Together with the Lowy laboratory, Syros used its proprietary gene control platform to analyze and compare highly specialized regulatory regions of the genome, known as super-enhancers, in cells from pancreatic cancer patient tumors to those in cells from normal pancreatic tissues. Because super-enhancers control the expression of genes that determine cell function, their analysis can point to disease-driving changes in the expression of genes most critical to a given cell, as well as potential drug targets. The data presented at ACS showed that:

Leukemia inhibitory factor (LIF) gene demonstrated one of the most significant changes in enhancer size from pancreatic tumors in comparison to normal pancreatic tissue. In preclinical mouse models, LIF enhanced the anti-tumor activity of chemotherapy and produced a survival benefit when inhibited using a monoclonal antibody.

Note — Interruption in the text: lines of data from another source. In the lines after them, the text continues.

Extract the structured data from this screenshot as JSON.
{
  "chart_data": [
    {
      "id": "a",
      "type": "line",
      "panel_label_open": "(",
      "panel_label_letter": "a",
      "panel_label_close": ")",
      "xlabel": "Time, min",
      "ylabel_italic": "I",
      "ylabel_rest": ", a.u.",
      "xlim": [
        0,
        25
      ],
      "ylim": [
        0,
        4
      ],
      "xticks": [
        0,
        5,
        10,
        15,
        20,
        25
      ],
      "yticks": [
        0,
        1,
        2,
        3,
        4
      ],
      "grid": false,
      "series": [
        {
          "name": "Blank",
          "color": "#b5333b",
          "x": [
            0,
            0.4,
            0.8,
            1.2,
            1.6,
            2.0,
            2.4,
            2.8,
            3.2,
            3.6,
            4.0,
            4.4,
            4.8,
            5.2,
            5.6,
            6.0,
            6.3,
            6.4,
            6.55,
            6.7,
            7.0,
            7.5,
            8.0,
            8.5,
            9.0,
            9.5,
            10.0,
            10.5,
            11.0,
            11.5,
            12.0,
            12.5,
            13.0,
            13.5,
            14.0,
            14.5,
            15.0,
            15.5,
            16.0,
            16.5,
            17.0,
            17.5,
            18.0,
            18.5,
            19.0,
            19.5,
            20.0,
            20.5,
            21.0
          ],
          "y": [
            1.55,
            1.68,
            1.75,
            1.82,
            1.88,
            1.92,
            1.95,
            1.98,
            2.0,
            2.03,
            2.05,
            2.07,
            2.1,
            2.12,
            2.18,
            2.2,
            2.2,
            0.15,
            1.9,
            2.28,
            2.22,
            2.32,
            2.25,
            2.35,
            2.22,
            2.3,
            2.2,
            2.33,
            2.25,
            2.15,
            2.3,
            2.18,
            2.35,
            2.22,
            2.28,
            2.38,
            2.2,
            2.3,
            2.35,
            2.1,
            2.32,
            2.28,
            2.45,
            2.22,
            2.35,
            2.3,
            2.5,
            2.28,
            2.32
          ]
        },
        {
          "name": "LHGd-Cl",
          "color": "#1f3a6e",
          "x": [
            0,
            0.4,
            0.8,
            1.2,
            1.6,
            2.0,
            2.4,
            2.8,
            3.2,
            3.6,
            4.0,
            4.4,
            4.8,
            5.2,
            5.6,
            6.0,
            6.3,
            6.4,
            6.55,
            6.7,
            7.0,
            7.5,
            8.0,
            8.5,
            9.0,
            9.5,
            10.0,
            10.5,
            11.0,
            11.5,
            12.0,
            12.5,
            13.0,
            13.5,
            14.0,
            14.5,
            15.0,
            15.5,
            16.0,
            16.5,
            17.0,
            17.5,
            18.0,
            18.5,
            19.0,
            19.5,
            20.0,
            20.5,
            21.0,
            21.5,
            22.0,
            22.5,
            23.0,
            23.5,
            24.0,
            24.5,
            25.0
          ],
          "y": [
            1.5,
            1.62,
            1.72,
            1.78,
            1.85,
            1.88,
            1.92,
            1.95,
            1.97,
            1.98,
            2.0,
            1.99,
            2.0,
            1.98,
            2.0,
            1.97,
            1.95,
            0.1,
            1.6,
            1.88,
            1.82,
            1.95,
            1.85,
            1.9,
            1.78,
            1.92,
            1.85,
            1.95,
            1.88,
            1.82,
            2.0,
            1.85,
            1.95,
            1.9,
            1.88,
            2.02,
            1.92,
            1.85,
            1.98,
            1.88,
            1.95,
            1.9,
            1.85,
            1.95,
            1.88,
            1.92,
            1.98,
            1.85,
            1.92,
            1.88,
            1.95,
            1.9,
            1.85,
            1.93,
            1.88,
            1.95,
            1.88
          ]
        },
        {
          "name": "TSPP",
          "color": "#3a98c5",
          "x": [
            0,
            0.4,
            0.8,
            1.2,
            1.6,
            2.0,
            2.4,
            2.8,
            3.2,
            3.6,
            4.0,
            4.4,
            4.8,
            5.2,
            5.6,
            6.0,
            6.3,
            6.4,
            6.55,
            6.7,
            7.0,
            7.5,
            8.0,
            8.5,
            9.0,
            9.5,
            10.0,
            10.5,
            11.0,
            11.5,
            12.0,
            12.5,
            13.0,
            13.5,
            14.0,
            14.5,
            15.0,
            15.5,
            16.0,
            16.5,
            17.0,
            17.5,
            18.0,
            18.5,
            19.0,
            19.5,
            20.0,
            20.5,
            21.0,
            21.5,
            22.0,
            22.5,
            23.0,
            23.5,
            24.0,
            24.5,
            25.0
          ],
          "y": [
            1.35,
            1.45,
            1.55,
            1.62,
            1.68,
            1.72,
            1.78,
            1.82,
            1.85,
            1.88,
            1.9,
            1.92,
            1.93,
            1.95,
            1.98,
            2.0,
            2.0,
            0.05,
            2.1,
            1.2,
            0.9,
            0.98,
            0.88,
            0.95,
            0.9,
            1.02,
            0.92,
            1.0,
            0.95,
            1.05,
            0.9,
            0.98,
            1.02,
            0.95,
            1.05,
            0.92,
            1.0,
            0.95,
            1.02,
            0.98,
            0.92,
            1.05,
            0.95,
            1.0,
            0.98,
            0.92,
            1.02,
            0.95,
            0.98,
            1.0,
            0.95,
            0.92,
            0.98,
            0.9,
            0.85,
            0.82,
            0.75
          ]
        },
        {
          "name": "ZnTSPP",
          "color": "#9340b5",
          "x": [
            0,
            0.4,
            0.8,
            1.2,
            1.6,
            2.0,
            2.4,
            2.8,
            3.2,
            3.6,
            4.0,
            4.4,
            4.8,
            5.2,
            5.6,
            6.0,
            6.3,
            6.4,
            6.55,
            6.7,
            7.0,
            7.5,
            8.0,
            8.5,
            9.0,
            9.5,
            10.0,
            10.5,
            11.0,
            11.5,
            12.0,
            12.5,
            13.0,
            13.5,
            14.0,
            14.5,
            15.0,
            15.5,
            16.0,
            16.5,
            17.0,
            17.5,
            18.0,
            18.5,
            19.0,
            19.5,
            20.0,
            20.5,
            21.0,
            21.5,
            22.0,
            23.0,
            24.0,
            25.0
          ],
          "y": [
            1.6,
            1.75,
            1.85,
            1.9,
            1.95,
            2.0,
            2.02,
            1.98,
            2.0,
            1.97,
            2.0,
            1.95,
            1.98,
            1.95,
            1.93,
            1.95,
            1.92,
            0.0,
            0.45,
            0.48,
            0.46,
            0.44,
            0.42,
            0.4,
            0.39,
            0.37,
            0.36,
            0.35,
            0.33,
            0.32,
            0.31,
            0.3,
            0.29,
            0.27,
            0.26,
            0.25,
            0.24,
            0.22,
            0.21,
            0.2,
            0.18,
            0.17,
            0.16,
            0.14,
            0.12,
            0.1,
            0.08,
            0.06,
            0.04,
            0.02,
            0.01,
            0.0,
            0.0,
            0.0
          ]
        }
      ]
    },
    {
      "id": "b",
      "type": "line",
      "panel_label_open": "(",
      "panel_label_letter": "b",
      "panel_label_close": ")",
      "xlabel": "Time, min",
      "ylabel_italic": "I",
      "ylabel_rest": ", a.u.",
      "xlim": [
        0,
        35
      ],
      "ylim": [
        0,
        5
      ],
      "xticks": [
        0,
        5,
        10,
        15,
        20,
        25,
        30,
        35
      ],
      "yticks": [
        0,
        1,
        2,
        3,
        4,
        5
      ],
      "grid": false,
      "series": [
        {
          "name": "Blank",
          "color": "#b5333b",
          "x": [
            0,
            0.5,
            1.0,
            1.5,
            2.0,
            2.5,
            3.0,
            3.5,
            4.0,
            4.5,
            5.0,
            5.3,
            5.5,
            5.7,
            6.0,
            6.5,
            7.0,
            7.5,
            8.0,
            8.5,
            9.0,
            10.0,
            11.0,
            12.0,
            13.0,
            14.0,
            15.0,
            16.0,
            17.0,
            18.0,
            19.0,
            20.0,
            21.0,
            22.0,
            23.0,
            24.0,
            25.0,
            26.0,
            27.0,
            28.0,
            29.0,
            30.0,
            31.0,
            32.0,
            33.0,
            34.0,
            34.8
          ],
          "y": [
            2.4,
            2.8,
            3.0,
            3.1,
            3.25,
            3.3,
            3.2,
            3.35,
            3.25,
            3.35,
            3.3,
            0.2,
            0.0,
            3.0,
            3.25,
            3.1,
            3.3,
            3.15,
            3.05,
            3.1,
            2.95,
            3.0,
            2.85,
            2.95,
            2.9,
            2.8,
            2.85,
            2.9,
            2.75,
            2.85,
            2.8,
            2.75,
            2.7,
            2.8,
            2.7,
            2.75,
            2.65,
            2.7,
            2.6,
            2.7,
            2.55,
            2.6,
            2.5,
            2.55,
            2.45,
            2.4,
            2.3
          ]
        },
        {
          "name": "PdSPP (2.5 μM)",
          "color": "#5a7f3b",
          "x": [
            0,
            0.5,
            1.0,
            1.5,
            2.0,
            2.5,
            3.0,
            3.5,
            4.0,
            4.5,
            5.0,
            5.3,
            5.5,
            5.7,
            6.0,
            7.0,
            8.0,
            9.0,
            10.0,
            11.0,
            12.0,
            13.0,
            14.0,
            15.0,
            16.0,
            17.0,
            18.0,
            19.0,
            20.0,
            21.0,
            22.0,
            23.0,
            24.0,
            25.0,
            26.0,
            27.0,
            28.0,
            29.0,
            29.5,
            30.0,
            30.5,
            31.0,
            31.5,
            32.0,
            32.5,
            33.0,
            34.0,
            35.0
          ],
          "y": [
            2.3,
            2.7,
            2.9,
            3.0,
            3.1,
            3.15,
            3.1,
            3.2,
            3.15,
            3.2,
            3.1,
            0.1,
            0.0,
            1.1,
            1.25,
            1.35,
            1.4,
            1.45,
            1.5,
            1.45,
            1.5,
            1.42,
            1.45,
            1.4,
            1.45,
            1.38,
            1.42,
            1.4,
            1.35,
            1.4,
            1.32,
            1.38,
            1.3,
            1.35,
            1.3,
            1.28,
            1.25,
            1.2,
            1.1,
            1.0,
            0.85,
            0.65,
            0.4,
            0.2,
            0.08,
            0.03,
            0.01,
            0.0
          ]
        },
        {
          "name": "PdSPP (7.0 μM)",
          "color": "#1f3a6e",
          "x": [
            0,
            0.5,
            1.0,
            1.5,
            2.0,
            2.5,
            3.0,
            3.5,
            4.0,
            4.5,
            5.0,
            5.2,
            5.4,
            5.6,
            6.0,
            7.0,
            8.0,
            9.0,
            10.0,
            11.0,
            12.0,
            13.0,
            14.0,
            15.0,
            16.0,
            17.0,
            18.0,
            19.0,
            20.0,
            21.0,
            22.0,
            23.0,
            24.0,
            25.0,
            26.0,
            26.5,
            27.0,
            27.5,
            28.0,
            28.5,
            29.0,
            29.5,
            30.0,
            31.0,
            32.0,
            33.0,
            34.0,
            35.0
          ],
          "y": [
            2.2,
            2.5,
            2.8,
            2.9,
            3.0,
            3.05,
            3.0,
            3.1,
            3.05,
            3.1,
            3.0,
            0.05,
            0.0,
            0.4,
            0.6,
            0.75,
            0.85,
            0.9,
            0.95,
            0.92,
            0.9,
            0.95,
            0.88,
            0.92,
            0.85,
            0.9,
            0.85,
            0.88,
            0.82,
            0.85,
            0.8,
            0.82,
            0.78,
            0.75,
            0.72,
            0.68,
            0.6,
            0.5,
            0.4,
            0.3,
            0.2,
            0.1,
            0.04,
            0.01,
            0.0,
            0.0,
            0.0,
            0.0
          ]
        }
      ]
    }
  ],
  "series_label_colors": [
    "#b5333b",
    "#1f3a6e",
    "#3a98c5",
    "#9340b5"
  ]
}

Many of the super-enhancers associated with cells in pancreatic tumor tissue are associated with genes involved in immune signaling pathways, including antigen presentation, IL10 signaling and macrophage activation, suggesting the importance of the immune system in the development and growth of pancreatic cancer and the identification of potential therapeutic targets.
Immunosuppressive tumor-associated macrophages had a distinct super-enhancer profile, pointing to genes critical for driving the immunosuppressive state and potential drug targets to reactivate immune cells. Tumor-associated macrophages are of significant interest in immuno-oncology because they play a key role in the immune response to cancer, with M1 macrophages promoting immune-mediated tumor regression and M2 macrophages promoting tumor immune evasion.
“These findings underscore the promise of Syros’ gene control platform to glean important biological insights that can lead to the identification of new drug targets and pave the way for medicines to increase killing of tumor cells by the immune system,” said Eric Olson, Ph.D., Chief Scientific Officer of Syros. “We believe our focus on analyzing the regulatory genomes of immune, tumor and stromal cells isolated from patients’ tumors represents a distinct approach to immuno-oncology with the potential to lead to novel therapies that provide a profound and durable benefit for subsets of cancer patients.”

Syros has a broader immuno-oncology drug discovery effort outside of the Lowy collaboration, which is focused on identifying and drugging novel targets to control the function of immune cells within the tumor microenvironment. Syros has identified a drug target that, when inhibited, may reduce the immunosuppressive capacity of tumor-associated macrophages and has a program based on this discovery in preclinical development. Syros’ immuno-oncology research is focused on cancers in which the tumor microenvironment is known to play a key role in disease progression, including glioblastoma and pancreatic, triple negative breast and ovarian cancers. By analyzing immune and tumor cells directly in patient tumors, Syros aims to better understand the heterogeneity of immune responses among patients and identify subsets of patients most likely to respond to specific immunotherapy strategies.